The newly launched Kan app aims to bring a fresh and innovative approach to workplace mental health for the fenestration, home improvement and construction related sectors. Created by Kan Employee Wellbeing, the app systemises and embeds an organisation-wide drive towards healthy emotional habits – a ‘KAN Do Attitude’. The team behind the app intends to create a proactive, empowering and preventative mental health culture in workplaces. Find it on Google Play, here, and on Apple’s App Store, here.
The Kan app combines pocket-based nuggets of training, check ins and initiatives, taking an educative and engaging approach which compounds over time. By working towards a ‘Kan Do Attitude’, the employees are gently encouraged to learn and implement aspects of positive psychology that are applicable both professionally and personally.
“The stigma around mental health in the workplace tends to mean companies take a reactive rather than proactive, preventative approach,” said Kan’s founder, Kate Ashley-Norman. “Through embedding an organisation-wide programme of culture change based on a dynamic internal communications framework, companies can build towards a potential return on investment of up to £9 for every £1 invested.
“Mental distress is not an overnight phenomenon, but the result of a compounding of various issues and factors. Our aim is to reverse that compounding effect away from building on the negative over time, to building on the positive.”
The Kan app aims to enable a company to bring good emotional habits onto the factory floor, onto construction and installation sites, out on the road, into the office and into the home office – in fact, anywhere that employees need to work. The app sets out to generate a commonality of language and attitude, to encourage everyone to approach their working day with an empowered, problem solving mindset.
“It’s been a hard year on everybody, and even the best of us feel as though we are running on empty, which is why it is important to replenish those levels of emotional strength and resilience,” continued Kate. “It’s easy to get caught up in the day to day slog, and forget to take care of your own thinking.”
An employee with a ‘Kan Do Attitude’ is better placed to build emotional strength and resilience, she argued, and to harness it, preventing a slide into mental distress, and demonstrating a higher degree of self efficacy and problem solving. Employees using the Kan app develop greater emotional intelligence, acknowledging both positive and negative emotions while also learning how to use them productively, said Kate. The aim is for employees using Kan to be empathetic with colleagues, responding to them in an upbeat, proactive manner; the app helps employees develop the skills to accept responsibility and actively learn from past mistakes.

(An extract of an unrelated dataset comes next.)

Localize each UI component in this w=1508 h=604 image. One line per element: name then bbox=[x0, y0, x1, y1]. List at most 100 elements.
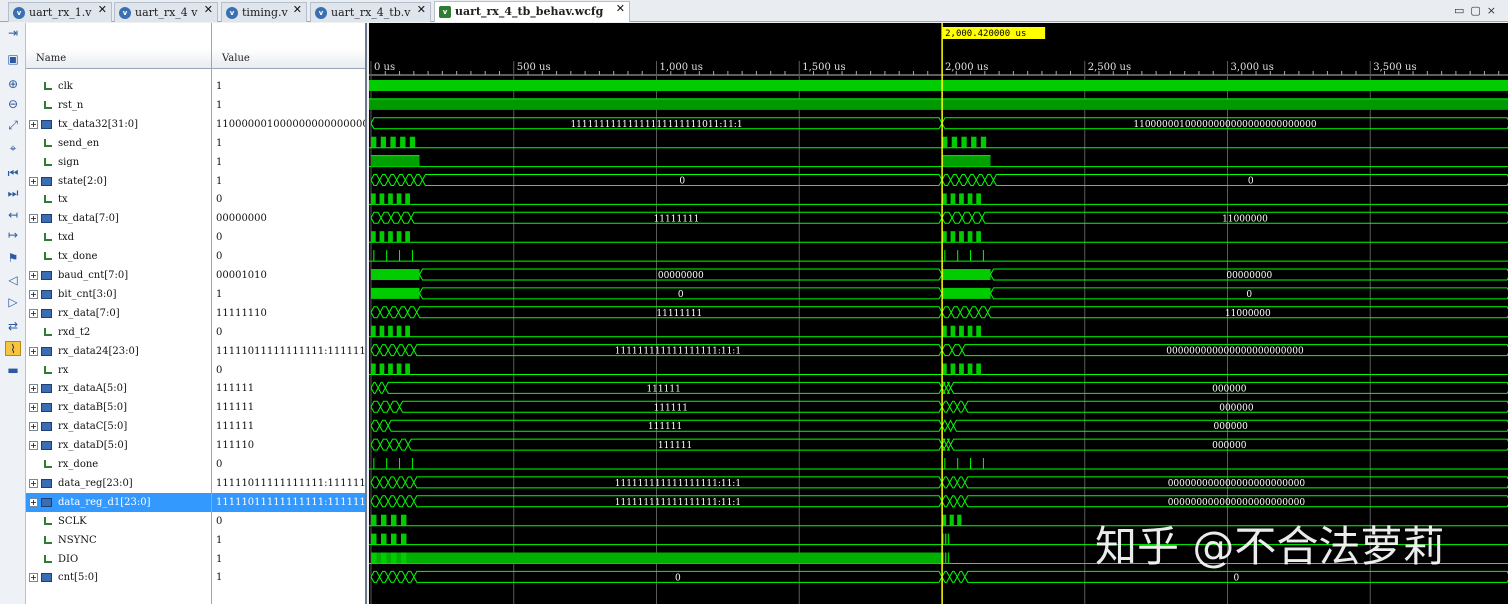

“There can be no denying that post-Covid, significant amount of emphasis will be placed on mental health, and the effect that mental health has had on the population as a whole,” Kate added. “While much of the construction sector has remained working, every individual has had their own experience of the pandemic, and many of of the distressing experiences will leak into the workplace.
“The Kan app gives organisations a structured and quantifiable tool to put into place systems that will proactively help to support employees who may be struggling at home, inadvertently bringing those struggles into the workplace, and vice versa. The consistent, compounding and congruent approach, delivered through the Kan app, encourages a daily accountability that becomes a part of a daily routine.”